A week after NASA declared that 2017 was the second warmest year on record, world leaders gathered at the 2018 World Economic Forum in Davos, Switzerland, to discuss problems facing the global community, including climate change. French President Emmanuel Macron called for his country to become a “model in the fight against climate change.” German Chancellor Angela Merkel stressed the importance of global cooperation in dealing with the climate crisis. And Indian Prime Minister Narenda Modi called climate change the “greatest threat to the survival and human civilization as we know it.”
One voice, however, was conspicuously silent on the issue: the United States.
That’s hardly surprising, given President Donald Trump’s persistent climate denial (which was the subject of a joke by French President Macron during his speech at the forum). As president, Trump has worked to systematically undermine climate regulations and initiatives set up by his predecessors — from pulling the United States out of the Paris climate agreement to ordering the repeal of the Clean Power Plan, which would have placed emissions limits on power plants.
But experts noted that the fervor with which other world leaders spoke about the issue of climate change signaled that, even without Trump, the world is set to move forward with climate action.
“What was striking was the degree to which they emphasized climate,” David Waskow, director of World Resource Institute’s International Climate Initiative, told ThinkProgress. “They made sure that climate was clearly highlighted in their remarks, and international cooperation is very much a central part of the way in which they see action going forward. All of that came through quite strongly.”
Modi, the world leader who perhaps spoke most strongly about climate action, called the failure to address global warming an “alarming glimpse of our own selfishness.” He also called on rich nations to help fund climate mitigation and adaptation programs in developing countries — something that Trump has vehemently opposed since the presidential campaign.
“Everyone talks about reducing carbon emissions but there are very few people or countries who back their words with their resources to help developing countries to adopt appropriate technology,” Modi said.
This was hardly the first time that climate change became a major theme at the World Economic Forum. At last year’s summit in Davos, Chinese President Xi Jingping grabbed headlines when he called the Paris Agreement “a hard-won achievement” that “all signatories should stick to it rather than walk away.” Jingping did not speak at this year’s forum, but, according to the New York Times, world leaders expressed hope that China would become a major leader on global climate action, especially given the absent strong leadership from the United States.
But major gaps remain between rhetoric and action. China, for instance, has seen its greenhouse gas emissions rise in the last year, fueled by a spike in demand for electricity that was largely met by burning coal. France missed its target for cutting emissions in 2016, emitting 3.6 percent more greenhouse gases than its goal. Germany remains tied to coal, with 40 percent of its energy coming from coal-fired power plants. The country is also on track to miss its climate goals. The German environment ministry estimates that 2020 levels of carbon emissions will likely be only 31 percent below 1990 levels, rather than the official target of a 40 percent cut. India, too, remains deeply dependent on coal, which supplies 70 percent of the country’s energy. And despite Modi’s pledge to produce 175 gigawatts of renewable energy by 2022, India’s state-run utility plans to invest $10 billion in new coal-fired power plants over the next five years.
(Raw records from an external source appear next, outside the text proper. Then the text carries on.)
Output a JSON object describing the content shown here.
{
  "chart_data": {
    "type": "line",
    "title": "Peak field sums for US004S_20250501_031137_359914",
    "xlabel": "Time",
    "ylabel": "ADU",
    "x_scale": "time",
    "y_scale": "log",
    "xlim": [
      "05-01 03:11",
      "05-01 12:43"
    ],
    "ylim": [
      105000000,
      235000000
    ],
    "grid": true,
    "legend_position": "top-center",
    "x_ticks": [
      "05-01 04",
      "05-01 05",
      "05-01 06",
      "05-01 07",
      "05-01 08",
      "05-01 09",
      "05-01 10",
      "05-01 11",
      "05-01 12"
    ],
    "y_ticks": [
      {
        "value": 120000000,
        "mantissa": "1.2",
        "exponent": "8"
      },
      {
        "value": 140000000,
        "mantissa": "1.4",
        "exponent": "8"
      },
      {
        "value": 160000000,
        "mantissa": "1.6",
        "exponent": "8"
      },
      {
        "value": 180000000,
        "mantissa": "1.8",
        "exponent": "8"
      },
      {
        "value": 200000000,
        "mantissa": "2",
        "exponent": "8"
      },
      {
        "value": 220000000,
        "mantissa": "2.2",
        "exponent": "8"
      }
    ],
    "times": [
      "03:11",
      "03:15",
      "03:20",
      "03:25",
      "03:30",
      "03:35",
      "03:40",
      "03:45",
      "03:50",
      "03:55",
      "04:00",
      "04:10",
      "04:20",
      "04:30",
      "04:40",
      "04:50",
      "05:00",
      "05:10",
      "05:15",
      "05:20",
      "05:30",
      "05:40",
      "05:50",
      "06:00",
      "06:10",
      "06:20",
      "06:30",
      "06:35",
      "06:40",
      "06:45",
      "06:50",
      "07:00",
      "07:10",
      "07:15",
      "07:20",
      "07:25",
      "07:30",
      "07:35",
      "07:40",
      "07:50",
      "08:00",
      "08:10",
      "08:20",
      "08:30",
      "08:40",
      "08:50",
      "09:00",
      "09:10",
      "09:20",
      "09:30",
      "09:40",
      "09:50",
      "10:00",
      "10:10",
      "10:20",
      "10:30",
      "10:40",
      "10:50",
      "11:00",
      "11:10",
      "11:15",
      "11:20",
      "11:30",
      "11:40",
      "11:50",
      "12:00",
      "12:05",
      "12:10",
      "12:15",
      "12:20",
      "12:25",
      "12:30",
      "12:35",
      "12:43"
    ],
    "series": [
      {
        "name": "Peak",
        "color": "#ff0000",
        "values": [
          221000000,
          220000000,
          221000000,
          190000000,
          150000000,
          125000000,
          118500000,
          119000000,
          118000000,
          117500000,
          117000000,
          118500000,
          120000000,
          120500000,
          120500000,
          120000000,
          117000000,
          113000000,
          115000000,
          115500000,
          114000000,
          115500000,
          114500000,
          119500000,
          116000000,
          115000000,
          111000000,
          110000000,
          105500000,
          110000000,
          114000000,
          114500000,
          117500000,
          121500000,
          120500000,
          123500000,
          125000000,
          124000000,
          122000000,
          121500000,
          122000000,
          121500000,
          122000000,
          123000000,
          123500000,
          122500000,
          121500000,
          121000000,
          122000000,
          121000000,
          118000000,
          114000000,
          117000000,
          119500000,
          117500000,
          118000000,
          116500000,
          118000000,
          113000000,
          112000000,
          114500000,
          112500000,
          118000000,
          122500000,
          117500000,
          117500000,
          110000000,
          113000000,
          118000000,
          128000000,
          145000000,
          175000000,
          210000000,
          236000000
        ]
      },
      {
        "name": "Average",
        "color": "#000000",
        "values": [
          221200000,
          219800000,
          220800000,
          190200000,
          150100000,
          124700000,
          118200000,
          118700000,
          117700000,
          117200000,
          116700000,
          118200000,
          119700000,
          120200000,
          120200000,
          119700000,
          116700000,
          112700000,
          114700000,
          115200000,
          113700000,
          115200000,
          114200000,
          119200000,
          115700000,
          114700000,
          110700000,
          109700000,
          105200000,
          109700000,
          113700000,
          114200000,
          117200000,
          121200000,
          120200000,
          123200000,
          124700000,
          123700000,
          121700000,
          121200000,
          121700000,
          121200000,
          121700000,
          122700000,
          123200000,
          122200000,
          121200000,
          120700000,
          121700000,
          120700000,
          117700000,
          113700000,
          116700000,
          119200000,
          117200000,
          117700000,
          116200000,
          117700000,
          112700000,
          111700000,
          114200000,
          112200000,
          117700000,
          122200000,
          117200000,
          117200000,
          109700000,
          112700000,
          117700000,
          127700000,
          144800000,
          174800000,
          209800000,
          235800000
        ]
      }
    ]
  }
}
Still, Waskow said that he was heartened to hear world leaders focus on the need for global cooperation to deal with climate change, regardless of what the United States does.
“Countries are clearly ready to work together and do so with or without national leadership from the United States and Trump,” Waskow said. “It’s like Trump is trying to run down an up escalator. He might make some headway, but at the end of the day, the escalator is going up.”